As a child, I feared the darkness, or at least what might be hidden in the darkness. I comforted myself with Psalm 23:4 “Yea, though I walk through the valley of the shadow of death, I will fear no evil: for thou art with me; thy rod and thy staff they comfort me” (KJV). While in the Marine Corps as a young man, I continued to comfort myself with these assuring words. And in the times I came across and then against evil, I always sought to shine the light of God, of truth and justice, to chase away the evil one, who dwells in darkness.
After a period of nearly five years of spiritual intimacy with God, the door to communion was abruptly closed, without explanation. The voiceless echo of God said simply: “It will not always be like this.” Then I entered what St. John of the Cross, a sixteenth-century Christian mystic called “the dark night of the soul.” It happened right at the time I entered seminary and the ministry. I felt rejected and constantly prayed for a return to the “salad days” of romantic love with the Beloved. I felt like a rejected lover. I had – and have – no power over God; God is ever in charge, and sets the agenda. I begged God to be permitted to come in from the cold, to reengage in our intimacy. I feared that I may have done something wrong, or gotten too use to our mutuality. I asked for forgiveness constantly. But nothing availed me.
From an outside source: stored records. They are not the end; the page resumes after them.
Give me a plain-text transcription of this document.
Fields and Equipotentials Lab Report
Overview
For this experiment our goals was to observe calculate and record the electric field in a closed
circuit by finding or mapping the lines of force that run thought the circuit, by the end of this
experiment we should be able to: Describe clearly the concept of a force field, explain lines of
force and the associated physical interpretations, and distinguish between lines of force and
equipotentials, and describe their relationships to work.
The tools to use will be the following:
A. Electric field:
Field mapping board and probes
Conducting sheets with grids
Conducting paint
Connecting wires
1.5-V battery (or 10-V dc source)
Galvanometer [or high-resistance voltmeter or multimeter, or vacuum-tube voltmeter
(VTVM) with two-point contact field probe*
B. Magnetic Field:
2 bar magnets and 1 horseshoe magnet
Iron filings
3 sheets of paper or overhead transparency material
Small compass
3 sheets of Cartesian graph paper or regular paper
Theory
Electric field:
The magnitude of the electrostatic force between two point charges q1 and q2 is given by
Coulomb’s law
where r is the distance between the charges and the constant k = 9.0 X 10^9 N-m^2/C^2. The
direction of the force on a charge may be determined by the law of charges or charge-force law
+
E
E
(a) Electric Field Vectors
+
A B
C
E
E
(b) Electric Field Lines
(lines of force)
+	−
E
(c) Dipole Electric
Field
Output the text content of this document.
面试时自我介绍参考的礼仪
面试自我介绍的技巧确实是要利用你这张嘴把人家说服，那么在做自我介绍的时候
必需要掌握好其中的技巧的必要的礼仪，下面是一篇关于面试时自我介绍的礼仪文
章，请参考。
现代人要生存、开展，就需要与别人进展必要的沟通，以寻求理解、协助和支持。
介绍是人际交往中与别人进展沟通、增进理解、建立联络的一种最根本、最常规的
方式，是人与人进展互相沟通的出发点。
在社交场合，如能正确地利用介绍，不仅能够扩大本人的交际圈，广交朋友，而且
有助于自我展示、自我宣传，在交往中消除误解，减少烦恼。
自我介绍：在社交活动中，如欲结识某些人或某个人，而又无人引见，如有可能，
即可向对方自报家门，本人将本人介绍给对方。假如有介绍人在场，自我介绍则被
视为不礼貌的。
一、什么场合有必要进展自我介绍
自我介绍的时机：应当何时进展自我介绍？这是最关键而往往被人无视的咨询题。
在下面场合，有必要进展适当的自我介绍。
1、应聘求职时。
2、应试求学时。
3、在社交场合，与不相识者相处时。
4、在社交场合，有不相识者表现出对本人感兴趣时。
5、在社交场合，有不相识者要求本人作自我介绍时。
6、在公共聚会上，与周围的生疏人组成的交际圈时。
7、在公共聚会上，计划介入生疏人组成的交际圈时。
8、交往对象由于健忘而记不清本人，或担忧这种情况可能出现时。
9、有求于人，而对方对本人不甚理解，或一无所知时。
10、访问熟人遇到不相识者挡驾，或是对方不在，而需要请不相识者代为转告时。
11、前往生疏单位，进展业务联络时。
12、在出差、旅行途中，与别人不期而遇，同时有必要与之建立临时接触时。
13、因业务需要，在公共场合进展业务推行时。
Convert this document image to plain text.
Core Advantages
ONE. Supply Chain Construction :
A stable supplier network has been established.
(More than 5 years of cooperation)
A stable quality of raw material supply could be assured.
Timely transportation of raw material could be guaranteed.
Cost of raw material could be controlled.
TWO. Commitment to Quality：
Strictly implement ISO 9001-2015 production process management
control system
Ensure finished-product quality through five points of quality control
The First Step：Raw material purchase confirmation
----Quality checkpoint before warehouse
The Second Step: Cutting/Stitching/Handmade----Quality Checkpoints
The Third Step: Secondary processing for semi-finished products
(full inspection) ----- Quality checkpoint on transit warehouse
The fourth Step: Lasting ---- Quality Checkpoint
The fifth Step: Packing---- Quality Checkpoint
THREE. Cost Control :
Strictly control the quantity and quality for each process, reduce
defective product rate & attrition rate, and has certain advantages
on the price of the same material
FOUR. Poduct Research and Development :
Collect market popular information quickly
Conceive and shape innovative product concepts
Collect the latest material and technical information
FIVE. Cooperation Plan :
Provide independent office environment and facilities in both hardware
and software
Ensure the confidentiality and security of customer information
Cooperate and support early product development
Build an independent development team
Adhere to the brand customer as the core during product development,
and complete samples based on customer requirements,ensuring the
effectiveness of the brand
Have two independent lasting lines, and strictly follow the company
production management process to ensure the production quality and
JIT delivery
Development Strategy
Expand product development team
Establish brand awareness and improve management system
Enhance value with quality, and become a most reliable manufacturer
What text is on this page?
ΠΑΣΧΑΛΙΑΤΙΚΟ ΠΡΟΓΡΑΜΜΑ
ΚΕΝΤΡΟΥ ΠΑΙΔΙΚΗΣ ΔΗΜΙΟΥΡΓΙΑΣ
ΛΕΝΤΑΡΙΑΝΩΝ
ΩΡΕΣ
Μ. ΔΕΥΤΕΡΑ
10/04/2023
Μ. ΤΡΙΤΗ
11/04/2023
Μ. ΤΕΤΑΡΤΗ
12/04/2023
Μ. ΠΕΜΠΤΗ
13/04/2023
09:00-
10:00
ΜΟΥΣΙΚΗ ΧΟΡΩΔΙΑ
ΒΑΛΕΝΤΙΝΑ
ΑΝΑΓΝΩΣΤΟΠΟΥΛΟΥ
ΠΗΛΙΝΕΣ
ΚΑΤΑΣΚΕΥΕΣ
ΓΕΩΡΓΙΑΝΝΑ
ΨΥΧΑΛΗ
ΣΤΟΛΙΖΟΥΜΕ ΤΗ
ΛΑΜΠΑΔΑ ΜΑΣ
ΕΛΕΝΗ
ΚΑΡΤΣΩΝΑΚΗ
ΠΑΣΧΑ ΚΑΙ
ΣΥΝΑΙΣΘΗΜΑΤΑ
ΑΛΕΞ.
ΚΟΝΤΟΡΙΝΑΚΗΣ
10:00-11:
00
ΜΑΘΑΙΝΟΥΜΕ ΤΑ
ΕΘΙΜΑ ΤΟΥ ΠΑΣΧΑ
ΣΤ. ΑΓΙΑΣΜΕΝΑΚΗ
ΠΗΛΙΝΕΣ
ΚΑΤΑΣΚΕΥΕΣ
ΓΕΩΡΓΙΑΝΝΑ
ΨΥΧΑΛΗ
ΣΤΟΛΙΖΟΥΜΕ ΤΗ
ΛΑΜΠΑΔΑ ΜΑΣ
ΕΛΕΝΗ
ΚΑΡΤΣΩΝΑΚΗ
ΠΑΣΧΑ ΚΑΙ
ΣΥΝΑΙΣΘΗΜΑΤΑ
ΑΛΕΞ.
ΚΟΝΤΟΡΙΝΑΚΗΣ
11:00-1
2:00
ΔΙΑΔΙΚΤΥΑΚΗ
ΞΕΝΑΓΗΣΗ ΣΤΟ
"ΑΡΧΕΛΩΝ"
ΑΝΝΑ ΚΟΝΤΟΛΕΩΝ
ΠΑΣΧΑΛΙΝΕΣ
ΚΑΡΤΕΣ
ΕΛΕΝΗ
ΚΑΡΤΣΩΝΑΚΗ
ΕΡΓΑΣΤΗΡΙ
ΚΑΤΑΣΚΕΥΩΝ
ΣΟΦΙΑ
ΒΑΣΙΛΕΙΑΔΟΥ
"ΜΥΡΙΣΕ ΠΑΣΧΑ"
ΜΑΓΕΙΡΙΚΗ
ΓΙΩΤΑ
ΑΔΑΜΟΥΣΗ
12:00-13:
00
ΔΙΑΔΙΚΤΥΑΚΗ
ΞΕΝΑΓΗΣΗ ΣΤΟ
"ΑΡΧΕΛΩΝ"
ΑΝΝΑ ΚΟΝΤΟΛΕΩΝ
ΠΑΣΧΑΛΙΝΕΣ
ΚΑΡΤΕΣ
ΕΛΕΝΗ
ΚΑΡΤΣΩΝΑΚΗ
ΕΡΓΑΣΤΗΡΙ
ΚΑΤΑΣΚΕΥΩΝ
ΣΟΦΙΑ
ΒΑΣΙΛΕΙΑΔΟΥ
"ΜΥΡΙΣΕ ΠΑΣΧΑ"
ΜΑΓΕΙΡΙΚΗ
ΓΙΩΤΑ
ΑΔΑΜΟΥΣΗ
Thirty-one years later, during a ten-day intensive Centering Prayer retreat, the dark night broke with the dawning of a heart-to-Heart union with Jesus Christ. A few years later, during my morning prayer, Christ said something to me that changed my understanding of what I had lived through. The words came without preparation or fanfare: “I was closer to you in the darkness, than you thought I was in the light.” I sensed the truth of these words immediately. Responding to Christ’s words, I wrote:
In the darkness,
I have no other sense than You;
You bring Your sense, like a scent,
With You, as calling card and gift.
In the darkness,
No sights or sounds to distract
My heart’s desire for You
Ascending like an arrow knowing
The whereabouts of its intended target;
Being pierced, my heart
Seeks to pierce Your Heart,
Building then a line of love
Between this and the Other Side,
Never to be severed, but
Ever to serve us as ours alone.
Forgive me, Beloved
If I long to wound You
With the love by which
You have wounded me,
As if our commonality
Might guarantee a common future.
Do not fear the darkness. God may be or abide in Absolute Light; yet the darkness and whatever dwells in the darkness are not hidden from God. When you pray, take with you the faith that God will be closer to you in the darkness than in the light. Trust and live the words of the Psalmist, The LORD is my light and my salvation; whom shall I fear? The LORD is the stronghold of my life; of whom shall I be afraid?” (Psalm 27:1).